Devil: Many design students skate by, too, without doing
much work. That's true of any student. Grades are the answer to
this, but once you have a degree, you've got a degree. Success then
depends on luck, networking, will power, and skill. Amateurs may
indeed have the chops. What, after all, is the difference between
independent work in a school setting and independent work in a home
studio? You may be motivated by mentors (professors or online
pundits), but in the end we all have to motivate ourselves.
Ego: Maybe there should be a different name, then. You
can't be a real designer unless you have a design degree. Maybe
those with degrees should make degrees more significant.
Devil: You already do this to an extent by employment
requirements. Academic posts require a degree. Larger firms require
degrees, experience, a certain skill set for a certain job.
EGO: Then where did these self-taught amateurs come from?
How do they survive?
DEVIL: Blame the desktop computer for enabling the amateur
designer. Blame the small business for relying on the amateur
designer. Blame the market, basically, for creating the technology
and the incentives that give rise to the amateur designer.
Ego: Exactly. Amateur designers take work that
professionals should be doing, and we'd be doing it better.
Devil: Amateur designers often do work that
professional designers don't want to do because the work pays
peanuts. And, let me tell you, one thing amateur designers struggle
to do at this level is to educate these smaller clients about what
design is and why they need it. This is thankless and unrewarding
work. Hours, days, weeks later, the amateur designer may be left
without even a measly business card to design. Quite frankly, you
don't want this heartache. A more interesting question is how many
degreed designers you need at a particular design firm. Can you get
away with hiring non-degreed designers for certain kinds of work?
Web designers must perennially update their skills by attending the
latest software seminars. It's possible firms don't need that many
degreed designers.
Ego: I shouldn't have to compete against those who don't
have to pay off student loans.
Devil: Parents can subsidize design students as
easily as design amateurs. Design students who graduate debt-free
are as entitled to their degrees as anyone else.
Ego: But amateurs haven't committed to the craft like we
have. They're just dipping their toes. They're not serious. They
can walk away at any time. They haven't suffered!

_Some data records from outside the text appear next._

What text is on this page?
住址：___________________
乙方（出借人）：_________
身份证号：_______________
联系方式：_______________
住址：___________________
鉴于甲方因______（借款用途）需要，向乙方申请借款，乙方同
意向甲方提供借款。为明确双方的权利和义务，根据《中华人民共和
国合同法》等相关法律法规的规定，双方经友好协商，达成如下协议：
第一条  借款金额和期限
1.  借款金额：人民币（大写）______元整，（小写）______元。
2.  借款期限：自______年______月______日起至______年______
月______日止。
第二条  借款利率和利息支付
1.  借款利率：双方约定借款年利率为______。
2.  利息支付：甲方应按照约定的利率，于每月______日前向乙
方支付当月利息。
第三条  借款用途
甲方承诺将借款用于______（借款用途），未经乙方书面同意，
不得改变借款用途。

Devil: You can walk away, too. Times are tough. Everyone's
fighting for jobs, especially in the world of graphic design, in
which expensive print and collateral projects are first on the
block for cost-cutting. A personal note: I went to law school, and
I'm still paying off the loans. I have a degree and a state-bar
membership, neither of which I use, which is like buying a very
expensive holster for a gun you never intend to acquire, let alone
fire. No one sympathizes with the devil. I understand that. Still,
my desire does not depend on a degree. I wanted to learn design,
and I have begun the long process of self-education (or maybe I
should call it “self-motivated education”) and will continue to
learn what I can. My legal education, on the other hand, stopped
after I passed the bar exam. The degree is a proxy indicator of
commitment, but not the thing itself. Desire, devotion,
performance, production: look to the worker and to the work, not to
the credentials on the door, for evidence of seriousness.